Top seller? Fiesta. Second on the charts? Focus. Consistently, deservingly in the top five most popular cars sold in the United Kingdom since it emerged into a mostly awful Ford range over 20 years ago and gave the whole brand a kick up the arse. There will be few more relevant cars Top Gear tests all year.
But we’ve already lived with a normal Focus. The most normal one possible really: the cheapest, the slowest, the most basic. So spartan, in fact, that Ford’s killed it off. Goodbye, Focus Style. Your 84bhp 1.0-litre engine and plastic steering wheel was too pure for this world. Welcome, instead, to the most expensive, fastest Focus hatchback on sale today. A Ford shopping car with a Mustang-transplant heart.
Yep, behind the grinning, toothy face that looks like a cross between one of those fish that lives on the seabed in perpetual darkness and the flesh-eating monsters from A Quiet Place, lives a massive engine. Derived from the old Focus RS, it’s a 2.3-litre.

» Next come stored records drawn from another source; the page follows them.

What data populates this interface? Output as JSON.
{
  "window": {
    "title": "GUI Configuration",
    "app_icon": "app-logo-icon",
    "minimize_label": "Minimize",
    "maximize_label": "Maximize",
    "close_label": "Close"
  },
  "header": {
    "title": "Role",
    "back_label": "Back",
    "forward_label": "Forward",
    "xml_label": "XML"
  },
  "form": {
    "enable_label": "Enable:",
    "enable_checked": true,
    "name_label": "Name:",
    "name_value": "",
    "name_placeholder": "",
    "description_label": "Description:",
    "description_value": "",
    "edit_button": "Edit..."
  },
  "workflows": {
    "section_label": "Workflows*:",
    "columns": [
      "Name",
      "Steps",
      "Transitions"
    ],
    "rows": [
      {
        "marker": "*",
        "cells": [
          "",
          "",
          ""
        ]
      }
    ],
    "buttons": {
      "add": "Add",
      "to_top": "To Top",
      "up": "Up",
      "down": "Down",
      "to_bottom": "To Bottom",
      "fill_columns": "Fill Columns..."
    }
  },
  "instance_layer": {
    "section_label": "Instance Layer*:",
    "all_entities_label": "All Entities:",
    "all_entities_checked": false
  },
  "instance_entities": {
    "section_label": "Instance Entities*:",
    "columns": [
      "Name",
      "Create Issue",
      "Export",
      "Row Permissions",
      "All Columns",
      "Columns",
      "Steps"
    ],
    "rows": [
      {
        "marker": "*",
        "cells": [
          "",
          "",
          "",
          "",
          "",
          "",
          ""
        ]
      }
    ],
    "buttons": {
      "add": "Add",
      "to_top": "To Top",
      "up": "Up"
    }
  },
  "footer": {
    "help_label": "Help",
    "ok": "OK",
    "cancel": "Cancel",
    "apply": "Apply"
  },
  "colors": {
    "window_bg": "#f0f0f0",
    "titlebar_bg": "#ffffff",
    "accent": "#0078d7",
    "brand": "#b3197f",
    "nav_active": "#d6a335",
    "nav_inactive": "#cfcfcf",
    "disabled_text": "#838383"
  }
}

I’m well aware hot hatches of the Nineties and Noughties had bigger engines: the 3.2-litre V6 in the Golf R32, the similarly nose-heavy Alfa 147 GTA – even the recently dead, much missed 6cyl BMW M140i. But in this age of downsizing, CO2 tightropes and economies of scale, a hot hatch with more than 2000cc is a rarity.
The upshot of this big displacement is mighty torque. The new Focus ST is positively rippling with the stuff. You get 310lb ft – that’s 15lb ft more than the rocketship Honda Civic Type R – and it’s torque, not peak power, that you surf along on most of the time, in the everyday. The Focus ST is brawny. Small wonder that in-gear, Ford reckons it’s actually quicker than the old, more powerful (but heaver) Ford Focus RS.
Of course, having spent six happy months dawdling around a Focus so starved of power I switched the heater off to get up hills, the ST doesn’t feel rapid. It feels like a nitro-glycerine-fuelled supersonic Bugat-ihni. I’m having to contend with a whole new set of problems. Torque-steer. Wheelspin. And the fuel range from the same 52-litre tank pretty much halving. Ouch.
The other immediate change is lots more buttons to explore. Ford noticed that the old ST, which was offered in three trim grades, chiefly sold as the top-grade ST-3, complete with all the whistles and bells (that never sounds right that way round, does it?) So, this time, there’s no pyramid of spec. All get five doors, and all include LED headlights and taillights, a B&O hi-fi, heated steering wheel, heated seats, radar cruise control, keyless entry and go, two-zne climate control, a rear-view camera and parking sensors, self-parking if that wasn’t enough help already, and an eight-inch colour touchscreen.
We’ve added the Performance Pack (more on that later), a head-up display, wireless charging, and Ford threw in the one item we wanted to avoid: the heavy, annoying glass roof. The price has been pumped from £31,995 to £34,940 as tested.
Right then. Three times as much power through the front wheels, just in time for winter. Here goes."